На фотографиях – строгий пожилой господин с несколько настороженным взглядом голубых глаз, столь же строго одетый. Черный костюм, белая рубашка, галстук темных тонов. Непременно шляпа. Летом – летний костюм и летняя шляпа. Трудно себе представить, что именно этот строгий господин, прячущий за иронией застенчивость, насытил свои книги всевозможной фольклорной нечистью и чудесами, человеческой суетой и трагедиями – здесь даже у бесов проблемы на работе и в личной жизни. И что именно он незадолго до смерти в ответ на вопрос “Что самое важное в жизни?” своим скрипучим голосом ответил: “Девки”. И хотя это была шутка, в ней было немало автобиографического, а многие герои его книг – эмансипированные еврейские мужчины – могли бы с ним согласиться; правда, до добра это их не доводило. А шутил этот строгий пожилой господин в галстуке, говоривший на бойком, сильно грассирующем английском, постоянно: его встречи с читателями – некоторые документальные отчеты можно найти в сети – сопровождались гомерическим хохотом аудитории, как если бы на сцене стоял Михаил Жванецкий.
Зингеру часто задавали вопрос: почему он писал на умиравшем (и почти умершем еще при его жизни) языке восточноевропейских евреев – идише? Да потому что Холокост, ассимиляция евреев, формирование народа государства Израиль постепенно сужали носителей и аудиторию этого языка. (Что происходило по всему миру, в том числе и в СССР, где тихо сошел на нет журнал “Советиш геймланд”, вывеску которого я еще помню на улице Кирова, ныне Мясницкой – в следующем после пряничного Дома Перлова здании; главным редактором был Арон Вергелис, зять Валентина Катаева.) И Зингер продлевал его жизнь: считая необходимым развлекать читателя, писал в жанре газетных сериалов, из номера в номер, в выходившей на идиш нью-йоркской газете “Форвертс”.

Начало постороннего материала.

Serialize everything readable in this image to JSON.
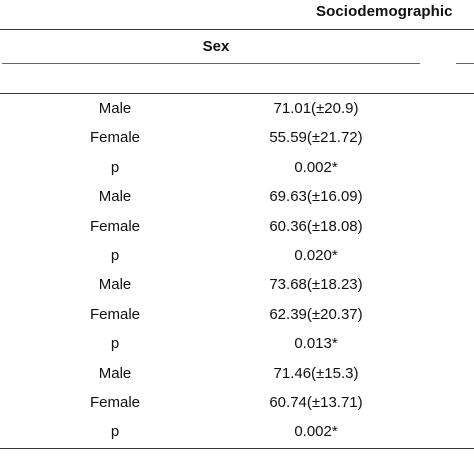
{
  "table": {
    "title": "Sociodemographic",
    "column_header": "Sex",
    "rows": [
      {
        "label": "Male",
        "value": "71.01(±20.9)"
      },
      {
        "label": "Female",
        "value": "55.59(±21.72)"
      },
      {
        "label": "p",
        "value": "0.002*"
      },
      {
        "label": "Male",
        "value": "69.63(±16.09)"
      },
      {
        "label": "Female",
        "value": "60.36(±18.08)"
      },
      {
        "label": "p",
        "value": "0.020*"
      },
      {
        "label": "Male",
        "value": "73.68(±18.23)"
      },
      {
        "label": "Female",
        "value": "62.39(±20.37)"
      },
      {
        "label": "p",
        "value": "0.013*"
      },
      {
        "label": "Male",
        "value": "71.46(±15.3)"
      },
      {
        "label": "Female",
        "value": "60.74(±13.71)"
      },
      {
        "label": "p",
        "value": "0.002*"
      }
    ]
  }
}
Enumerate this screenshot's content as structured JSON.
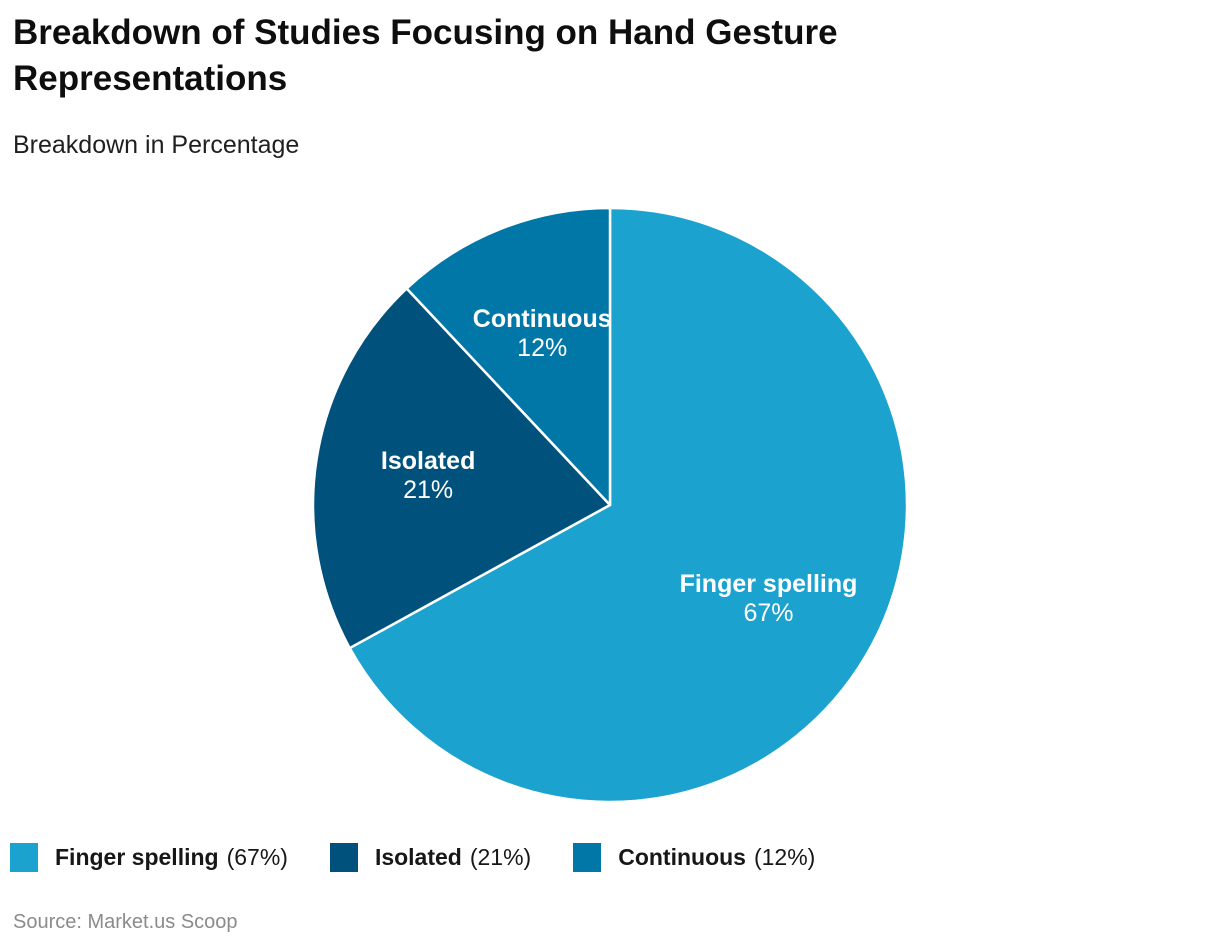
{
  "header": {
    "title": "Breakdown of Studies Focusing on Hand Gesture Representations",
    "subtitle": "Breakdown in Percentage"
  },
  "chart_data": {
    "type": "pie",
    "title": "Breakdown of Studies Focusing on Hand Gesture Representations",
    "subtitle": "Breakdown in Percentage",
    "unit": "percent",
    "start_angle_deg": 0,
    "direction": "clockwise",
    "legend_position": "bottom",
    "border_color": "#ffffff",
    "slices": [
      {
        "label": "Finger spelling",
        "value": 67,
        "pct_text": "67%",
        "legend_pct": "(67%)",
        "color": "#1BA2CF"
      },
      {
        "label": "Isolated",
        "value": 21,
        "pct_text": "21%",
        "legend_pct": "(21%)",
        "color": "#00517C"
      },
      {
        "label": "Continuous",
        "value": 12,
        "pct_text": "12%",
        "legend_pct": "(12%)",
        "color": "#0077A6"
      }
    ]
  },
  "footer": {
    "source": "Source: Market.us Scoop"
  }
}
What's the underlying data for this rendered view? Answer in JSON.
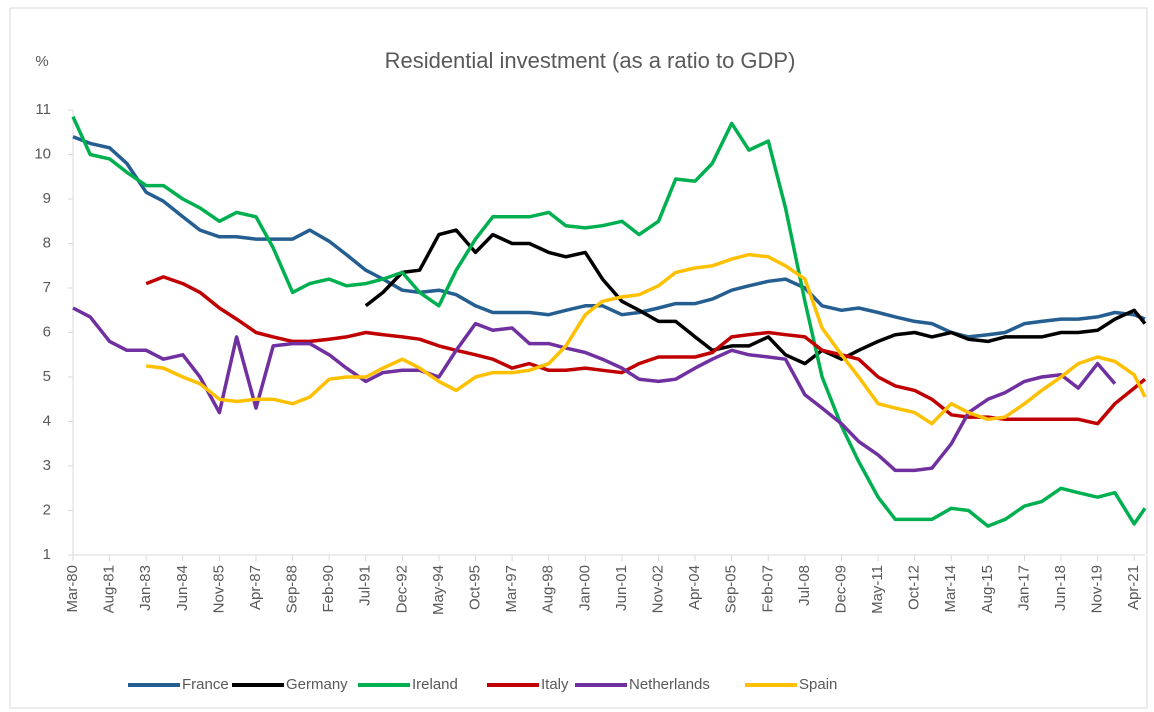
{
  "chart_data": {
    "type": "line",
    "title": "Residential investment (as a ratio to GDP)",
    "y_label": "%",
    "x": [
      "Mar-80",
      "Nov-80",
      "Aug-81",
      "Apr-82",
      "Jan-83",
      "Sep-83",
      "Jun-84",
      "Feb-85",
      "Nov-85",
      "Jul-86",
      "Apr-87",
      "Dec-87",
      "Sep-88",
      "May-89",
      "Feb-90",
      "Oct-90",
      "Jul-91",
      "Mar-92",
      "Dec-92",
      "Aug-93",
      "May-94",
      "Jan-95",
      "Oct-95",
      "Jun-96",
      "Mar-97",
      "Nov-97",
      "Aug-98",
      "Apr-99",
      "Jan-00",
      "Sep-00",
      "Jun-01",
      "Feb-02",
      "Nov-02",
      "Jul-03",
      "Apr-04",
      "Dec-04",
      "Sep-05",
      "May-06",
      "Feb-07",
      "Oct-07",
      "Jul-08",
      "Mar-09",
      "Dec-09",
      "Aug-10",
      "May-11",
      "Jan-12",
      "Oct-12",
      "Jun-13",
      "Mar-14",
      "Nov-14",
      "Aug-15",
      "Apr-16",
      "Jan-17",
      "Sep-17",
      "Jun-18",
      "Feb-19",
      "Nov-19",
      "Jul-20",
      "Apr-21",
      "Sep-21"
    ],
    "xlim": [
      "Mar-80",
      "Sep-21"
    ],
    "xticks": [
      "Mar-80",
      "Aug-81",
      "Jan-83",
      "Jun-84",
      "Nov-85",
      "Apr-87",
      "Sep-88",
      "Feb-90",
      "Jul-91",
      "Dec-92",
      "May-94",
      "Oct-95",
      "Mar-97",
      "Aug-98",
      "Jan-00",
      "Jun-01",
      "Nov-02",
      "Apr-04",
      "Sep-05",
      "Feb-07",
      "Jul-08",
      "Dec-09",
      "May-11",
      "Oct-12",
      "Mar-14",
      "Aug-15",
      "Jan-17",
      "Jun-18",
      "Nov-19",
      "Apr-21"
    ],
    "ylim": [
      1,
      11
    ],
    "yticks": [
      1,
      2,
      3,
      4,
      5,
      6,
      7,
      8,
      9,
      10,
      11
    ],
    "grid": false,
    "legend": "bottom",
    "series": [
      {
        "name": "France",
        "color": "#255e91",
        "values": [
          10.4,
          10.25,
          10.15,
          9.8,
          9.15,
          8.95,
          8.6,
          8.3,
          8.15,
          8.15,
          8.1,
          8.1,
          8.1,
          8.3,
          8.05,
          7.75,
          7.4,
          7.2,
          6.95,
          6.9,
          6.95,
          6.85,
          6.6,
          6.45,
          6.45,
          6.45,
          6.4,
          6.5,
          6.6,
          6.6,
          6.4,
          6.45,
          6.55,
          6.65,
          6.65,
          6.75,
          6.95,
          7.05,
          7.15,
          7.2,
          7.0,
          6.6,
          6.5,
          6.55,
          6.45,
          6.35,
          6.25,
          6.2,
          6.0,
          5.9,
          5.95,
          6.0,
          6.2,
          6.25,
          6.3,
          6.3,
          6.35,
          6.45,
          6.4,
          6.3
        ]
      },
      {
        "name": "Germany",
        "color": "#000000",
        "values": [
          null,
          null,
          null,
          null,
          null,
          null,
          null,
          null,
          null,
          null,
          null,
          null,
          null,
          null,
          null,
          null,
          6.6,
          6.9,
          7.35,
          7.4,
          8.2,
          8.3,
          7.8,
          8.2,
          8.0,
          8.0,
          7.8,
          7.7,
          7.8,
          7.2,
          6.7,
          6.5,
          6.25,
          6.25,
          5.9,
          5.6,
          5.7,
          5.7,
          5.9,
          5.5,
          5.3,
          5.6,
          5.4,
          5.6,
          5.8,
          5.95,
          6.0,
          5.9,
          6.0,
          5.85,
          5.8,
          5.9,
          5.9,
          5.9,
          6.0,
          6.0,
          6.05,
          6.3,
          6.5,
          6.2
        ]
      },
      {
        "name": "Ireland",
        "color": "#00b050",
        "values": [
          10.85,
          10.0,
          9.9,
          9.6,
          9.3,
          9.3,
          9.0,
          8.8,
          8.5,
          8.7,
          8.6,
          7.9,
          6.9,
          7.1,
          7.2,
          7.05,
          7.1,
          7.2,
          7.35,
          6.9,
          6.6,
          7.4,
          8.1,
          8.6,
          8.6,
          8.6,
          8.7,
          8.4,
          8.35,
          8.4,
          8.5,
          8.2,
          8.5,
          9.45,
          9.4,
          9.8,
          10.7,
          10.1,
          10.3,
          8.8,
          6.7,
          5.0,
          3.9,
          3.1,
          2.3,
          1.8,
          1.8,
          1.8,
          2.05,
          2.0,
          1.65,
          1.8,
          2.1,
          2.2,
          2.5,
          2.4,
          2.3,
          2.4,
          1.7,
          2.05
        ]
      },
      {
        "name": "Italy",
        "color": "#c00000",
        "values": [
          null,
          null,
          null,
          null,
          7.1,
          7.25,
          7.1,
          6.9,
          6.55,
          6.3,
          6.0,
          5.9,
          5.8,
          5.8,
          5.85,
          5.9,
          6.0,
          5.95,
          5.9,
          5.85,
          5.7,
          5.6,
          5.5,
          5.4,
          5.2,
          5.3,
          5.15,
          5.15,
          5.2,
          5.15,
          5.1,
          5.3,
          5.45,
          5.45,
          5.45,
          5.55,
          5.9,
          5.95,
          6.0,
          5.95,
          5.9,
          5.6,
          5.5,
          5.4,
          5.0,
          4.8,
          4.7,
          4.5,
          4.15,
          4.1,
          4.1,
          4.05,
          4.05,
          4.05,
          4.05,
          4.05,
          3.95,
          4.4,
          4.75,
          4.95
        ]
      },
      {
        "name": "Netherlands",
        "color": "#7030a0",
        "values": [
          6.55,
          6.35,
          5.8,
          5.6,
          5.6,
          5.4,
          5.5,
          5.0,
          4.2,
          5.9,
          4.3,
          5.7,
          5.75,
          5.75,
          5.5,
          5.2,
          4.9,
          5.1,
          5.15,
          5.15,
          5.0,
          5.6,
          6.2,
          6.05,
          6.1,
          5.75,
          5.75,
          5.65,
          5.55,
          5.4,
          5.2,
          4.95,
          4.9,
          4.95,
          5.2,
          5.4,
          5.6,
          5.5,
          5.45,
          5.4,
          4.6,
          4.3,
          3.95,
          3.55,
          3.25,
          2.9,
          2.9,
          2.95,
          3.5,
          4.2,
          4.5,
          4.65,
          4.9,
          5.0,
          5.05,
          4.75,
          5.3,
          4.85,
          null,
          null
        ]
      },
      {
        "name": "Spain",
        "color": "#ffc000",
        "values": [
          null,
          null,
          null,
          null,
          5.25,
          5.2,
          5.0,
          4.85,
          4.5,
          4.45,
          4.5,
          4.5,
          4.4,
          4.55,
          4.95,
          5.0,
          5.0,
          5.2,
          5.4,
          5.2,
          4.9,
          4.7,
          5.0,
          5.1,
          5.1,
          5.15,
          5.3,
          5.7,
          6.4,
          6.7,
          6.8,
          6.85,
          7.05,
          7.35,
          7.45,
          7.5,
          7.65,
          7.75,
          7.7,
          7.5,
          7.2,
          6.1,
          5.5,
          5.0,
          4.4,
          4.3,
          4.2,
          3.95,
          4.4,
          4.2,
          4.05,
          4.1,
          4.4,
          4.7,
          5.0,
          5.3,
          5.45,
          5.35,
          5.05,
          4.55
        ]
      }
    ]
  }
}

Естественным образом Зингер знал польский, но в отличие от идиш это был все же не родной язык, – а английский и вовсе приобретенный. Писатель отшучивался: произведения на умирающем языке – хорошая тема для будущих соискателей степени
Нобелевская премия за 1978 год, присужденная Зингеру, вызвала в многообразном еврейском мире некоторое недоумение. В Израиле Исаак Башевис был совсем не популярен, на иврит его начал переводить его собственный (когда-то брошенный вместе с женой) сын – журналист и писатель Исраэль Замир. Да и то папаша как-то кинул ему фразу, мол, зачем переводишь меня, писал бы лучше свое. В идишистской же литературе были свои классики: Сфорим, Перец, Шолом-Алейхем. А Зингер… Его творчество было существенным образом локализовано: или фольклорные сказочки про дураков из города Хелма, сатану и Гимпеля-дурня, почти аналога Иванушки-дурачка; или проблемы городских польских евреев до Холокоста (“Я жил в стране, стиснутой двумя враждующими державами, и был связан с языком и культурой, не известными никому, кроме узкого круга идишистов и радикалов”); или злоключения американских евреев, спасшихся от Холокоста и теперь живущих в городе Нью-Йорке и имеющих множество проблем с польскими и еврейскими женщинами и/или семьей. При том что сам писатель Шоа не пережил, уехав в Америку до войны, где представлял скорее субкультуру нью-йоркских евреев, столь похожую на субкультуру варшавской еврейской интеллигенции 1920–1930-х годов (“Пьют кофе, курят папиросы, читают разные газеты и журналы, пересказывают остроты”). И за это – Нобель?
Конечно, с самых разных сторон самый разный еврейский мир во всех его проявлениях показывали выдающиеся писатели. Американских евреев предъявили публике Филип Рот, Бернард Маламуд и получивший Нобеля за два года до Зингера Сол Беллоу. В Советском Союзе и своих по-настоящему выдающихся перьев хватало – от Бабеля и Гроссмана до Горенштейна и Галича. А для понимания глубины и причин драмы ассимиляции можно прочитать стихотворение “Происхождение” Эдуарда Багрицкого 1930 года: “А древоточца часовая точность / Уже долбит подпорок бытие. / …Ну как, скажи, поверит в эту прочность / Еврейское неверие мое?”